Me recargo en el marco de la puerta mientras te veo empacar. Tú no me volteas a ver, estás ocupado largándote de nuestro pequeño hogar, no admiras -como siempre- el vestido que más te gusta que use. Me acomodo la parte de abajo del vestido, y me llevo la mano sobre la suave tela rosada hasta el cuello. Arrojas con violencia tus cosas en la maleta, y luego las vuelves a acomodar arrepentido. No estás enojado con ellas, estás enojado conmigo. Te vas porque no te dije lo que consideras la verdad. Creíste que te mentí. Creíste que había hecho cosas terribles a tus espaldas, besarme con otros hombres, decirles a todos ellos la gran mentira del amor.
Y ahora te vas, por eso.

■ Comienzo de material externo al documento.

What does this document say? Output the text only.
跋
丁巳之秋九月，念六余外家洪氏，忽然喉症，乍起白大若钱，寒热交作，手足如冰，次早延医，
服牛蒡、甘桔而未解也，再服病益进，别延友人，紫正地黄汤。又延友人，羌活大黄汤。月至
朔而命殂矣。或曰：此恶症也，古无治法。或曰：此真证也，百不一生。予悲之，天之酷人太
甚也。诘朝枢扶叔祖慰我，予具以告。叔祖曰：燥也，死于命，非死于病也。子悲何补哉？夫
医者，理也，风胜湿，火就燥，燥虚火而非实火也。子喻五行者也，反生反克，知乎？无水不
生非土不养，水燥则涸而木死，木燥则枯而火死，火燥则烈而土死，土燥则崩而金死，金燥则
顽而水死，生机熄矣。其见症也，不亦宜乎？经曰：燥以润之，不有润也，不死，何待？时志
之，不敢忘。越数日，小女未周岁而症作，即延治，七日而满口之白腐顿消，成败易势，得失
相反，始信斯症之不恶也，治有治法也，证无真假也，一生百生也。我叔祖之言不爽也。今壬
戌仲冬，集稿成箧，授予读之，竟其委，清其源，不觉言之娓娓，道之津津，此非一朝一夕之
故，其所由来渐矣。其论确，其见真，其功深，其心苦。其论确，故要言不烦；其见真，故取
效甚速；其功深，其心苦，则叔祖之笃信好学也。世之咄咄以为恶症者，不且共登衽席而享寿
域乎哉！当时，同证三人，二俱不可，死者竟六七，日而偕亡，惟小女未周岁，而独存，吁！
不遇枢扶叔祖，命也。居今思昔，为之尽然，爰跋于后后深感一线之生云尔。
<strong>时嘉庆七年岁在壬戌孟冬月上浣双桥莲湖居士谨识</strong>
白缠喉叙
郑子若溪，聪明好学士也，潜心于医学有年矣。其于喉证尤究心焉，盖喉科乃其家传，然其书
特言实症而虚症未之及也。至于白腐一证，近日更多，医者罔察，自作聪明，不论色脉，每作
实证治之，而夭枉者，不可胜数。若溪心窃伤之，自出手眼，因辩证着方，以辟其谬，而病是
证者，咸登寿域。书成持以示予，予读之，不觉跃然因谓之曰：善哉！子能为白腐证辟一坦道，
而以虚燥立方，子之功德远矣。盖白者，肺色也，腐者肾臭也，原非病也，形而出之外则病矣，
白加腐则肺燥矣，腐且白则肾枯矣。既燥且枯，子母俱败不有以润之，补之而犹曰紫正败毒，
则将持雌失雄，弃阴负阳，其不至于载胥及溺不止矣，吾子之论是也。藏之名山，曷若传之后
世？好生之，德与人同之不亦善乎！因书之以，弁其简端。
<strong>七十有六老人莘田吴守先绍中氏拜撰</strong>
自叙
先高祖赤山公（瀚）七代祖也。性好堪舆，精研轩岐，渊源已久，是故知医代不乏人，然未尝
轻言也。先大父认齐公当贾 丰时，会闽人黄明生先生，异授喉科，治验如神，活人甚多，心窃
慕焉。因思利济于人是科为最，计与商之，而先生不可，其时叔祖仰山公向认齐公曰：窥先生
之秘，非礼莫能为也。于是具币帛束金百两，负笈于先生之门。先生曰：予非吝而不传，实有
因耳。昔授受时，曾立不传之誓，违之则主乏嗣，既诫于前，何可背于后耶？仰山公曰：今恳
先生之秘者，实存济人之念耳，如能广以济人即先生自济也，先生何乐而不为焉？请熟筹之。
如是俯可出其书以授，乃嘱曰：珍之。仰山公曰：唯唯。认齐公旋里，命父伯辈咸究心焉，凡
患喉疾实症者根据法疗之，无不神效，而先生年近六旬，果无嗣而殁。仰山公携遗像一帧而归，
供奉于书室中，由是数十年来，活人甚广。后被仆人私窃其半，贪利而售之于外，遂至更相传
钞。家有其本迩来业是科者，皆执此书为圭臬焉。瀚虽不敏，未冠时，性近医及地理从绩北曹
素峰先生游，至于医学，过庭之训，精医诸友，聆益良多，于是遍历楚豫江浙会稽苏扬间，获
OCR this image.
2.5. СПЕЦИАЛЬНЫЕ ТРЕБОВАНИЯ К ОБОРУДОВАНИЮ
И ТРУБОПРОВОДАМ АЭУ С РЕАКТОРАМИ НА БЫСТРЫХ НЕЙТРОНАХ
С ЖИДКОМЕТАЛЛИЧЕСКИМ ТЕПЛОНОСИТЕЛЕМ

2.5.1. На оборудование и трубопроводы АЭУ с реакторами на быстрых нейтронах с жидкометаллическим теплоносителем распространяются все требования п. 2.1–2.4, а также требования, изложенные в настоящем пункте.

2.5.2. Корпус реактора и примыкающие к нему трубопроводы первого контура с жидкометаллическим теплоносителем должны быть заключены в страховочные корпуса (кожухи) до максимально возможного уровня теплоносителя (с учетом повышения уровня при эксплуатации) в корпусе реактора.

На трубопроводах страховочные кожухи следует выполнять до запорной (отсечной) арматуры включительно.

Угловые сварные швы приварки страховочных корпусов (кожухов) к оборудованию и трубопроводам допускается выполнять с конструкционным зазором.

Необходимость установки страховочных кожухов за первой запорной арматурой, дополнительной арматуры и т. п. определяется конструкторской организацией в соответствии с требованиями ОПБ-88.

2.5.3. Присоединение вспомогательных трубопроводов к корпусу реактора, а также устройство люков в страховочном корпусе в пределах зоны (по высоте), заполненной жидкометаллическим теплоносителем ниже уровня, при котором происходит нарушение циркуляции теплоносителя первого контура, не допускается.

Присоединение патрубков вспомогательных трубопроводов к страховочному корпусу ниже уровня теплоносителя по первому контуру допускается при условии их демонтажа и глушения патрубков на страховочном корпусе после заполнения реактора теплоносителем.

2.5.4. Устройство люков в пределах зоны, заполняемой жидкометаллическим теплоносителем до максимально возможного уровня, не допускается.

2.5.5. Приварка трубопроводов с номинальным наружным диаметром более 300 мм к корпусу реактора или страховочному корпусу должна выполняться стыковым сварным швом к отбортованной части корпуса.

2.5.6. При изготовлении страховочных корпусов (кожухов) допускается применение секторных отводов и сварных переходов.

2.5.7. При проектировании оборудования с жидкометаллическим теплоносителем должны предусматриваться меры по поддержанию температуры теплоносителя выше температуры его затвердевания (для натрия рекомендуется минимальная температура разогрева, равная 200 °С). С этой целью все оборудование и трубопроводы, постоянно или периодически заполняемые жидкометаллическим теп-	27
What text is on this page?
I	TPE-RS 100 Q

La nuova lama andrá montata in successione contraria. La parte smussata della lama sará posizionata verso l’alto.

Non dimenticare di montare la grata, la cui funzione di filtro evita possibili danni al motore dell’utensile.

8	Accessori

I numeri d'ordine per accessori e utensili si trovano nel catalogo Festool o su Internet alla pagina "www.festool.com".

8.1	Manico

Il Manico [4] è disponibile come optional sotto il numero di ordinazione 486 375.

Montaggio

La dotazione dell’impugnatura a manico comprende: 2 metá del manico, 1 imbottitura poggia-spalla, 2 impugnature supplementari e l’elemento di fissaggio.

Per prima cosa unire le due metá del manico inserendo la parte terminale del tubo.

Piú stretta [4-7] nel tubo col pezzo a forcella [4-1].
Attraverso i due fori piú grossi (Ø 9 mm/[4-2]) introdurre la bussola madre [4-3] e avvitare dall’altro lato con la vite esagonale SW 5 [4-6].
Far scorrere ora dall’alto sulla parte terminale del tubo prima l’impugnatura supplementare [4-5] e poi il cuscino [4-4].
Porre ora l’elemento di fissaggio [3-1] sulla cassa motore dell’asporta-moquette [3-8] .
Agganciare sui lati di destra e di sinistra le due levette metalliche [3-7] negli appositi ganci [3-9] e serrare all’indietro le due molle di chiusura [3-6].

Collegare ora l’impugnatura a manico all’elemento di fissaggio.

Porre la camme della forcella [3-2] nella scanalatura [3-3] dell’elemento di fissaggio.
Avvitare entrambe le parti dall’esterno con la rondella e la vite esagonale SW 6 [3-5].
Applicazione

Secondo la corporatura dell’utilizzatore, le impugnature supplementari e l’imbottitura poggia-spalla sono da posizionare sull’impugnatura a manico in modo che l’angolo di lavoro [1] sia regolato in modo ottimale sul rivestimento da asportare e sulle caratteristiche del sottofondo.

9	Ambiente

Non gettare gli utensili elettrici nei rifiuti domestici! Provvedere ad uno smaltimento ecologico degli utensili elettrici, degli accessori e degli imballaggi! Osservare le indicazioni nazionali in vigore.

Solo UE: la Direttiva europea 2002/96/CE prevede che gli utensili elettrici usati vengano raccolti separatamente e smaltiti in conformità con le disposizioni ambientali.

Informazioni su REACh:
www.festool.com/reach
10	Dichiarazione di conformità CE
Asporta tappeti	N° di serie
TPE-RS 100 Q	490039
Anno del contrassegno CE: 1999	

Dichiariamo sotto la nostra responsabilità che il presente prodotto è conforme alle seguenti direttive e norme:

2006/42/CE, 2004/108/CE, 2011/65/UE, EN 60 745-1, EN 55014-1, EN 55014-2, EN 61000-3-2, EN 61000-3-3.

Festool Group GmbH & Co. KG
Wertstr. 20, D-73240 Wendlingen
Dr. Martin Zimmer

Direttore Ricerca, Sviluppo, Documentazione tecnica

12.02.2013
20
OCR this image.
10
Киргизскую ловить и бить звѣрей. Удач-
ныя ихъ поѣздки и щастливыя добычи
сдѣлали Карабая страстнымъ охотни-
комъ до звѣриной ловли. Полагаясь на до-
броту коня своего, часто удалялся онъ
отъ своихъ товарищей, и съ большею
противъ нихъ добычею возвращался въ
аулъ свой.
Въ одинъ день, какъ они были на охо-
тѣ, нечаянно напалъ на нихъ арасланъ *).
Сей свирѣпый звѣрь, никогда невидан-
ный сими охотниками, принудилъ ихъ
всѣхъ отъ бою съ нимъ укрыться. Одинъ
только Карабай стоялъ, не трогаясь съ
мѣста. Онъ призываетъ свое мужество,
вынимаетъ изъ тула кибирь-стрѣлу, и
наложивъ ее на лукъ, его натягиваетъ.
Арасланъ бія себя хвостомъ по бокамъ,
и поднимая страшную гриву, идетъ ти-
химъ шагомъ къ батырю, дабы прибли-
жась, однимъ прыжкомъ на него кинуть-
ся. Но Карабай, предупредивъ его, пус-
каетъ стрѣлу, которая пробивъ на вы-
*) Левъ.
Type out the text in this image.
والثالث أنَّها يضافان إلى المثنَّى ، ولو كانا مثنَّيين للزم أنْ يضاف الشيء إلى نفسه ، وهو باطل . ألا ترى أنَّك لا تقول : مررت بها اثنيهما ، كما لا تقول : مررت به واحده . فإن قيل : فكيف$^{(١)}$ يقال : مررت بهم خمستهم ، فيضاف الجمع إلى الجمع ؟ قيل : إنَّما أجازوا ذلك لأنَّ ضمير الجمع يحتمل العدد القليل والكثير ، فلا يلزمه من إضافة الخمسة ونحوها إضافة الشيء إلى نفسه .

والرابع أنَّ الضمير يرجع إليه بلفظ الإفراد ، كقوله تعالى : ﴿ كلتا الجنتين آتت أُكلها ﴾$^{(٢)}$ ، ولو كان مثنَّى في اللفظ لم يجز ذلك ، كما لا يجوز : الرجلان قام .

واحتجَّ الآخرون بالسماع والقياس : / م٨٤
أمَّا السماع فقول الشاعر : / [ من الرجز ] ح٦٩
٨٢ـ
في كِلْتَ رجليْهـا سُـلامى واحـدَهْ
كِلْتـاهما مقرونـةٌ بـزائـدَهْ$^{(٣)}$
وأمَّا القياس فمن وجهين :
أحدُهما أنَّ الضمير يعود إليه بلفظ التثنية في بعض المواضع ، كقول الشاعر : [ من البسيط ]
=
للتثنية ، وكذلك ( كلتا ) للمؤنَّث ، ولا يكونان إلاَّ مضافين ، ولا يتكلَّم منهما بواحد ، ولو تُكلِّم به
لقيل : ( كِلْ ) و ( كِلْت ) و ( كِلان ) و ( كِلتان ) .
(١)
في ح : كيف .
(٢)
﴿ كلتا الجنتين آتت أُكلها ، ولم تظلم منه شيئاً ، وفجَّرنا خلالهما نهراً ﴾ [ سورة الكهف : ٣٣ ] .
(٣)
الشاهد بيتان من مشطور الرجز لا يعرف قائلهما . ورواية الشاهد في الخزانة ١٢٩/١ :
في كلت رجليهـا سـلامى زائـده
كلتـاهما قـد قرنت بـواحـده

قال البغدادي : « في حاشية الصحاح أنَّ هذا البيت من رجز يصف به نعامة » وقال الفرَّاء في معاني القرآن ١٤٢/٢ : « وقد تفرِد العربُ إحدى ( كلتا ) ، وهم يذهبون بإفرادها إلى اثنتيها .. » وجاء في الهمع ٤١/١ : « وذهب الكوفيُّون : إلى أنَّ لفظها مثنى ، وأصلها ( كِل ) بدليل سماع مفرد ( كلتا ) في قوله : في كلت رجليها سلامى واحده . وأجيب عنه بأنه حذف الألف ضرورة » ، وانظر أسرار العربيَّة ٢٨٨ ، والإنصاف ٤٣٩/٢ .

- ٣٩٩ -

Los gritos despertaron a los vecinos hasta que decidiste que no seguirías viviendo conmigo una noche más. Ya no. Que hiciera lo que quisiera con total libertad.
Y me acomodo contra el marco de la puerta viéndote recordar con todas las cosas que tomas. Ahora me odias. Por la sencilla razón de que no te puedo decir quien soy en realidad. Ni siquiera yo lo sé. No te puedo decir si verdaderamente te amor porque ni siquiera yo lo sé. No te puedo decir la verdad porque no existe, no existo yo, porque mis secretos son tan oscuros que tengo que inventarme cada noche para evitar caer en el hoyo negro que supone el vacío de mis sueños. No sé nada, no soy nadie. Y me dejas sola por ello. Te vas porque crees que te he mentido. Y la verdad es que me entregué a ti por no saber qué soy.
Me escuchas y volteas y tu expresión crece en emociones de odio. Odias también que solo te mire, que no llore, que te obligue a regresar, que te diga la verdad. Pero no puedo porque no soy yo, es la vida. Es esto que me ha tocado vivir, una fina capa de sensibilidad indiferente que me arropa como lentes oscuros y me esparce el calor que ¿sabes qué? arde mucho ahora. Es como el odio que no sientes, la tristeza que no sientes, la desilusión que no sientes. Sufrir como no sufres. Está bien que te vayas. No sabes lo que es mirar por los lentes del ciego.
Terminas de hacer tus maletas y me rozas con brusquedad al salir. Te despides con tus espalda y tu silencio. Cierras la puerta. Te pierdes, como todos los demás, para siempre.